When the BC Rural Centre launched its Escape the City contest in the early Spring, the provincial non-profit focused on helping rural communities and First Nations identify ways of tackling their most vexing challenges & seize their opportunities, held its organizational breath.
Were there really any big city Millennials out there actually interested in moving to a small, remote community, one like Kaslo, population 938, nestled on the shores of Kootenay Lake, a white-knuckle hour’s drive north of Nelson?
Well, turns out the answer was a resounding yes!
After sifting through hundreds of worthy applicants, the Centre chose two winners — Rochelle and Jean-Michel Longval, from Calgary, and the Stobers, from Victoria — Heather, Marcus, and their daughters, Cora and Penny.
These two young families spent three intensive days in Kaslo. Activities included a tour of the village’s spectacular K-12 school, courtesy of principal Dan Rude and teacher Meleana Terlingen, a walk down Front Street to meet local store owners with Kaslo mayor Suzan Hewat and Chamber of Commerce president, John Addison, a tour of Kaslo’s historic city hall….
… a barbecue hosted by Rural Centre communications director Randy Morse and his wife, Janet Mayfield….
… a gathering at the Vimy Park playground with other young families & their kids, a tour of the SS Moyie, the world’s oldest existing sternwheeler, a backyard neighbourhood Canada Day potluck hosted by Susan Mulkey followed by fireworks over the lake….
… and a Kootenay Lake cruise on Kaslo Shipyard’s MS Ariadne….
In between there were opportunities to check out local real estate, kick back on the beach, visit some of the town’s eateries and its craft brewery, and generally soak up the local vibe.
So, in the end, what did they think?
Here’s what the Longvals had to say in a conversation with Morse just before they boarded their cruise on the Ariadne on their last official day in Kaslo.
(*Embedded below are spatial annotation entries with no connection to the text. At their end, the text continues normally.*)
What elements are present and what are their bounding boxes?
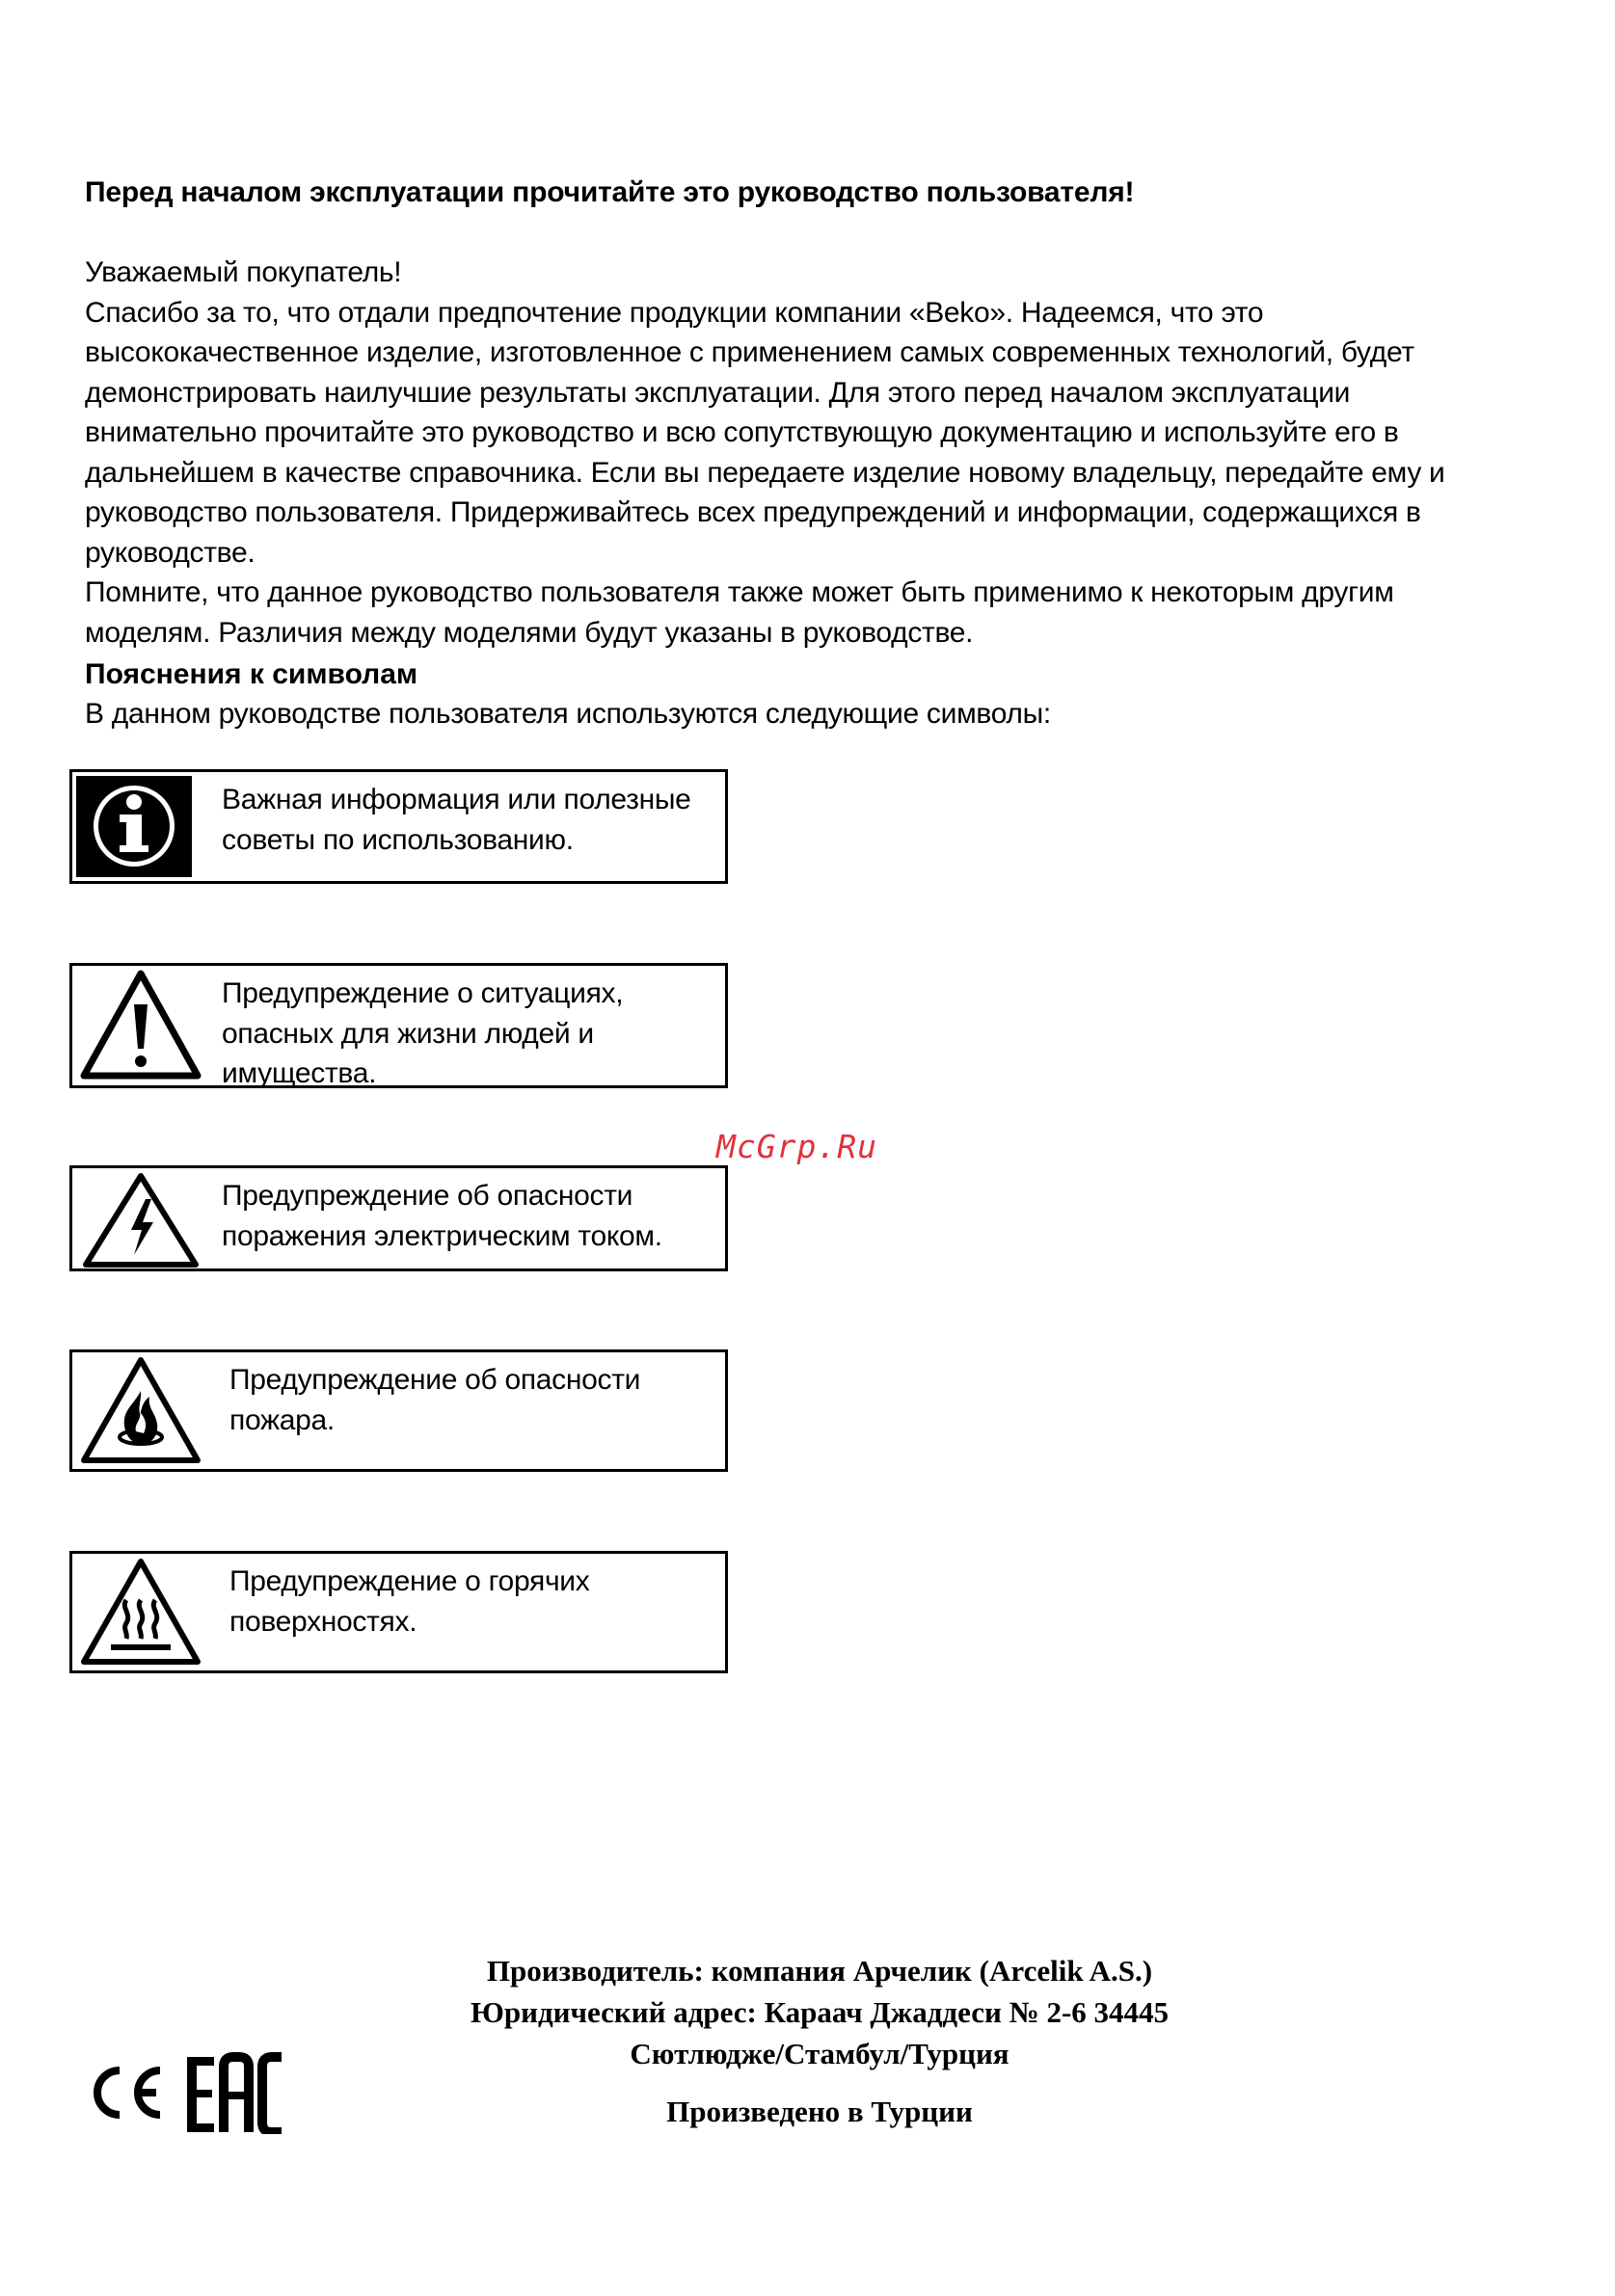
symbol-electric-text: Предупреждение об опасности поражения электрическим током. [222, 1180, 662, 1252]
warning-icon [78, 968, 203, 1088]
eac-mark [187, 2057, 282, 2132]
manufacturer-line-1: Производитель: компания Арчелик (Arcelik A.S.) [486, 1954, 1153, 1988]
symbol-hot-box [69, 1551, 728, 1673]
info-icon [76, 776, 192, 882]
page-heading: Перед началом эксплуатации прочитайте это руководство пользователя! [85, 176, 1135, 208]
intro-text [85, 253, 1512, 653]
symbol-fire-box [69, 1349, 728, 1472]
ce-mark-c [97, 2070, 120, 2115]
manufacturer-line-3: Сютлюдже/Стамбул/Турция [630, 2037, 1009, 2070]
greeting: Уважаемый покупатель! [85, 256, 402, 288]
symbol-electric-box [69, 1165, 728, 1271]
intro-paragraph-2: Помните, что данное руководство пользователя также может быть применимо к некоторым другим моделям. Различия между моделями будут указаны в руководстве. [85, 576, 1394, 649]
legend-intro: В данном руководстве пользователя используются следующие символы: [85, 698, 1051, 730]
symbol-warning-text: Предупреждение о ситуациях, опасных для жизни людей и имущества. [222, 977, 624, 1089]
symbol-fire-text: Предупреждение об опасности пожара. [229, 1364, 641, 1436]
hot-surface-icon [78, 1556, 203, 1674]
made-in-country: Произведено в Турции [666, 2095, 973, 2128]
certification-marks [83, 2051, 305, 2139]
watermark: McGrp.Ru [716, 1128, 877, 1165]
manufacturer-line-2: Юридический адрес: Караач Джаддеси № 2-6 34445 [470, 1995, 1170, 2029]
manufacturer-info [366, 1950, 1273, 2074]
symbol-info-box [69, 769, 728, 884]
intro-paragraph-1: Спасибо за то, что отдали предпочтение продукции компании «Beko». Надеемся, что это высококачественное изделие, изготовленное с применением самых современных технологий, будет демонстрировать наилучшие результаты эксплуатации. Для этого перед началом эксплуатации внимательно прочитайте это руководство и всю сопутствующую документацию и используйте его в дальнейшем в качестве справочника. Если вы передаете изделие новому владельцу, передайте ему и руководство пользователя. Придерживайтесь всех предупреждений и информации, содержащихся в руководстве. [85, 296, 1445, 569]
electric-shock-icon [78, 1170, 203, 1275]
symbol-hot-text: Предупреждение о горячих поверхностях. [229, 1565, 590, 1638]
symbol-warning-box [69, 963, 728, 1088]
legend-title: Пояснения к символам [85, 658, 418, 690]
symbol-info-text: Важная информация или полезные советы по использованию. [222, 784, 691, 856]
fire-icon [78, 1354, 203, 1473]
Escape the City has shown there are indeed young urbanites interested in a possible move to a small town. The Kaslo contest has demonstrated an initiative like this can help community come together, identify its assets, then proudly share them with newcomers. Escape the City has also shown that it’s possible for a rural community to attract exactly the sorts of folks who might best fit in, were they to move in.